In terms of gross margin, Yu's team expects rising raw material prices, especially lithium carbonate, to have a negative impact, but its new 75-kWh hybrid LFP pack will help offset some of that by bringing down raw material bills by several thousand RMB.
Higher nickel prices could also be a potential headwind, but will be highly dependent on the dynamics of the contract, the team said.
"We lower our overall gross margin by 50bps to 19.2% (implies around flattish YoY). Opex will likely to see a material step up across R&D and SG&A as it further develops ADAS/AD tech and rapidly expands infrastructure," the team wrote.

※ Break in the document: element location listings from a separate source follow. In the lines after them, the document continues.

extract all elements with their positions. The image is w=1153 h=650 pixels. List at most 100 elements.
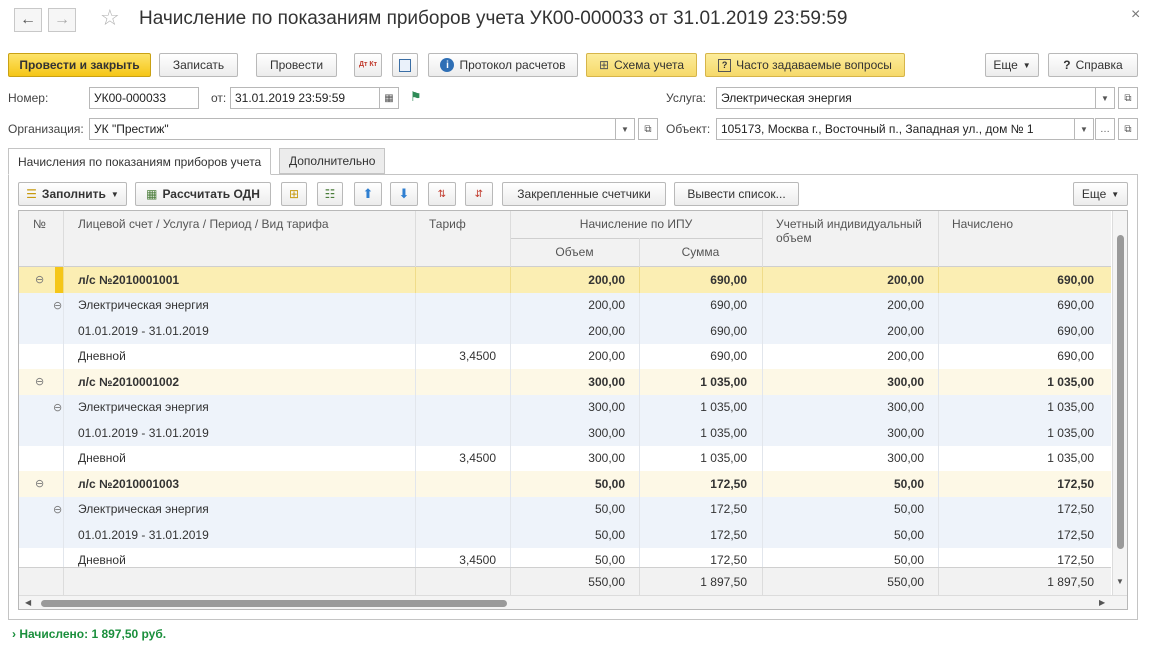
table-row[interactable]: Дневной 3,4500 200,00 690,00 200,00 690,00 [19,343,1111,369]
help-button[interactable]: ? Справка [1048,53,1138,77]
calc-odn-button[interactable]: ▦ Рассчитать ОДН [135,182,271,206]
faq-button[interactable]: ? Часто задаваемые вопросы [705,53,905,77]
table-row[interactable]: 01.01.2019 - 31.01.2019 50,00 172,50 50,00 1… [19,522,1111,548]
tab-readings-charges[interactable]: Начисления по показаниям приборов учета [8,148,272,175]
favorite-star-icon[interactable]: ☆ [100,5,120,31]
fill-button[interactable]: ☰ Заполнить ▼ [18,182,127,206]
vertical-scrollbar[interactable]: ▼ [1112,211,1127,595]
horizontal-scrollbar[interactable]: ◀ ▶ [19,595,1127,609]
row-volume: 300,00 [588,400,625,415]
sort-desc-button[interactable]: ⇵ [465,182,493,206]
row-individual: 300,00 [887,400,924,415]
service-open-button[interactable]: ⧉ [1118,87,1138,109]
row-individual: 200,00 [887,298,924,313]
forward-button[interactable]: → [48,8,76,32]
header-tariff[interactable]: Тариф [429,217,466,231]
sort-asc-icon: ⇅ [437,188,447,200]
row-sum: 172,50 [710,527,747,542]
row-account: Электрическая энергия [78,298,209,313]
tab-additional[interactable]: Дополнительно [279,148,386,174]
table-row[interactable]: ⊖ л/с №2010001001 200,00 690,00 200,00 690,00 [19,267,1111,293]
collapse-toggle-icon[interactable]: ⊖ [53,293,62,319]
table-row[interactable]: ⊖ л/с №2010001002 300,00 1 035,00 300,00 1 03… [19,369,1111,395]
object-select-button[interactable]: … [1095,118,1115,140]
object-dropdown[interactable]: ▼ [1074,118,1094,140]
add-group-button[interactable]: ⊞ [281,182,307,206]
table-row[interactable]: 01.01.2019 - 31.01.2019 300,00 1 035,00 300… [19,420,1111,446]
header-individual[interactable]: Учетный индивидуальный объем [776,217,926,245]
pinned-meters-button[interactable]: Закрепленные счетчики [502,182,666,206]
header-charged[interactable]: Начислено [952,217,1013,231]
move-up-button[interactable]: ⬆ [354,182,382,206]
service-field[interactable]: Электрическая энергия [716,87,1096,109]
row-individual: 50,00 [893,502,924,517]
table-more-label: Еще [1081,187,1107,201]
accounting-scheme-button[interactable]: ⊞ Схема учета [586,53,697,77]
row-sum: 1 035,00 [700,374,747,389]
collapse-toggle-icon[interactable]: ⊖ [53,395,62,421]
date-field[interactable]: 31.01.2019 23:59:59 [230,87,380,109]
fill-label: Заполнить [41,187,106,201]
back-button[interactable]: ← [14,8,42,32]
row-individual: 50,00 [893,527,924,542]
scroll-right-icon[interactable]: ▶ [1099,598,1105,607]
collapse-toggle-icon[interactable]: ⊖ [35,471,44,497]
row-tariff: 3,4500 [459,349,496,364]
output-list-button[interactable]: Вывести список... [674,182,799,206]
print-structure-button[interactable] [392,53,418,77]
open-icon: ⧉ [1124,123,1132,135]
close-icon[interactable]: × [1131,6,1140,24]
calc-protocol-button[interactable]: i Протокол расчетов [428,53,578,77]
header-sum[interactable]: Сумма [639,245,762,259]
row-volume: 200,00 [588,323,625,338]
calendar-button[interactable]: ▦ [379,87,399,109]
row-tariff [415,497,496,523]
header-divider [510,238,762,239]
table-row[interactable]: Дневной 3,4500 300,00 1 035,00 300,00 1 035,0… [19,445,1111,471]
organization-open-button[interactable]: ⧉ [638,118,658,140]
info-icon: i [440,58,455,72]
number-field[interactable]: УК00-000033 [89,87,199,109]
object-open-button[interactable]: ⧉ [1118,118,1138,140]
scroll-left-icon[interactable]: ◀ [25,598,31,607]
header-account[interactable]: Лицевой счет / Услуга / Период / Вид тар… [78,217,329,231]
collapse-toggle-icon[interactable]: ⊖ [35,267,44,293]
post-button[interactable]: Провести [256,53,337,77]
table-row[interactable]: ⊖ Электрическая энергия 300,00 1 035,00 300,… [19,394,1111,421]
caret-down-icon: ▼ [1101,93,1109,103]
header-volume[interactable]: Объем [510,245,639,259]
collapse-toggle-icon[interactable]: ⊖ [53,497,62,523]
dtkt-button[interactable]: Дт Кт [354,53,382,77]
status-charged[interactable]: › Начислено: 1 897,50 руб. [12,627,166,641]
horizontal-scroll-thumb[interactable] [41,600,507,607]
organization-label: Организация: [8,122,84,136]
collapse-toggle-icon[interactable]: ⊖ [35,369,44,395]
row-sum: 172,50 [710,476,747,491]
organization-dropdown[interactable]: ▼ [615,118,635,140]
more-button[interactable]: Еще ▼ [985,53,1039,77]
table-row[interactable]: ⊖ л/с №2010001003 50,00 172,50 50,00 172,50 [19,471,1111,497]
more-label: Еще [993,58,1018,72]
post-and-close-button[interactable]: Провести и закрыть [8,53,151,77]
header-num[interactable]: № [33,217,46,231]
add-subrow-button[interactable]: ☷ [317,182,343,206]
row-account: 01.01.2019 - 31.01.2019 [78,527,209,542]
charges-table: № Лицевой счет / Услуга / Период / Вид т… [18,210,1128,610]
organization-field[interactable]: УК "Престиж" [89,118,616,140]
table-row[interactable]: ⊖ Электрическая энергия 50,00 172,50 50,00 17… [19,496,1111,523]
row-charged: 1 035,00 [1047,374,1094,389]
table-more-button[interactable]: Еще ▼ [1073,182,1128,206]
sort-asc-button[interactable]: ⇅ [428,182,456,206]
row-volume: 300,00 [588,451,625,466]
table-row[interactable]: 01.01.2019 - 31.01.2019 200,00 690,00 200,0… [19,318,1111,344]
flag-icon[interactable]: ⚑ [410,89,422,105]
save-button[interactable]: Записать [159,53,238,77]
header-ipu[interactable]: Начисление по ИПУ [510,217,762,231]
total-sum: 1 897,50 [700,574,747,589]
vertical-scroll-thumb[interactable] [1117,235,1124,549]
service-dropdown[interactable]: ▼ [1095,87,1115,109]
scroll-down-icon[interactable]: ▼ [1116,577,1124,586]
table-row[interactable]: ⊖ Электрическая энергия 200,00 690,00 200,00… [19,292,1111,319]
object-field[interactable]: 105173, Москва г., Восточный п., Западна… [716,118,1075,140]
move-down-button[interactable]: ⬇ [390,182,418,206]
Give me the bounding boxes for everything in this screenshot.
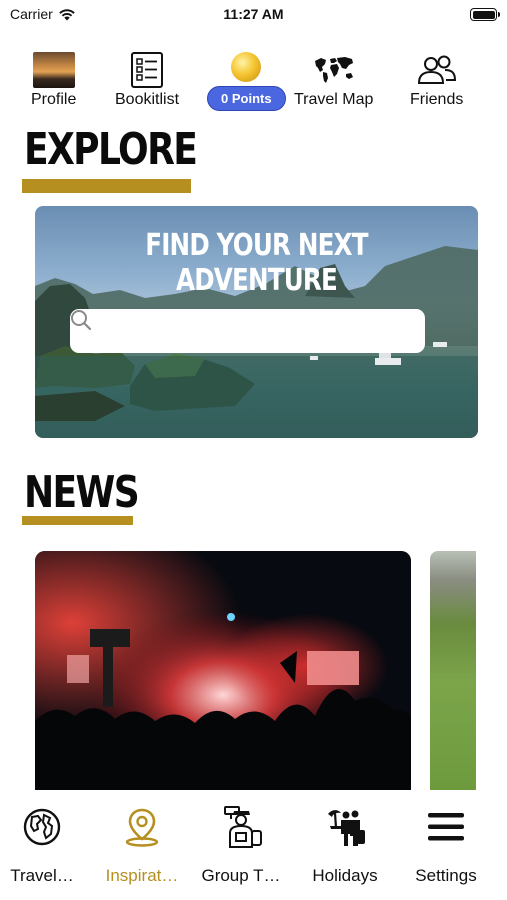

Lowered NIO price target by $20 to $50
The team maintained its Buy rating on NIO, but lowered its 12-month price target on NIO to $50, down 28.6 percent from the previous $70, due to lower valuation multiples.
NIO closed up 10.84 percent to $20.86 in the US on Friday. The target price implies an upside of about 140 percent.
Here is how the team explains this adjustment in detail:
Looking ahead, we can envision the stock being choppy until late 2Q when ET7 deliveries start picking up, paving the way for the stock to outperform for the rest of the year on a relative basis.
We think the narrative of going from 10k/month in deliveries to 25k/month exiting the year can alleviate many investor concerns about demand and supply chain management.
We lower our price target by $20 to $50, based on 5.0x 2023E EV/Sales or 40-50% discount to US comps such as TSLA/LCID (vs. prior 8.0x), to account for the derating in Chinese ADRs following concerns about delisting/geopolitical risks, but reiterate our Buy rating, seeing significant long-term upside once the shareholder base stabilizes and NIO gets credit for its upcoming product cycle inflection.
The main risks for NIO are supply chain constraints and regulatory scrutiny.
Demand for EV components are very high as adoption increases causing supplier shortages for chips and battery cells. This could limit NIO's sales growth and force customers to wait longer for delivery.
Separately, US regulators have stepped up scrutiny of Chinese companies listed on US exchanges, with potential actions to de-list them if certain agreements are not settled upon with the Chinese government.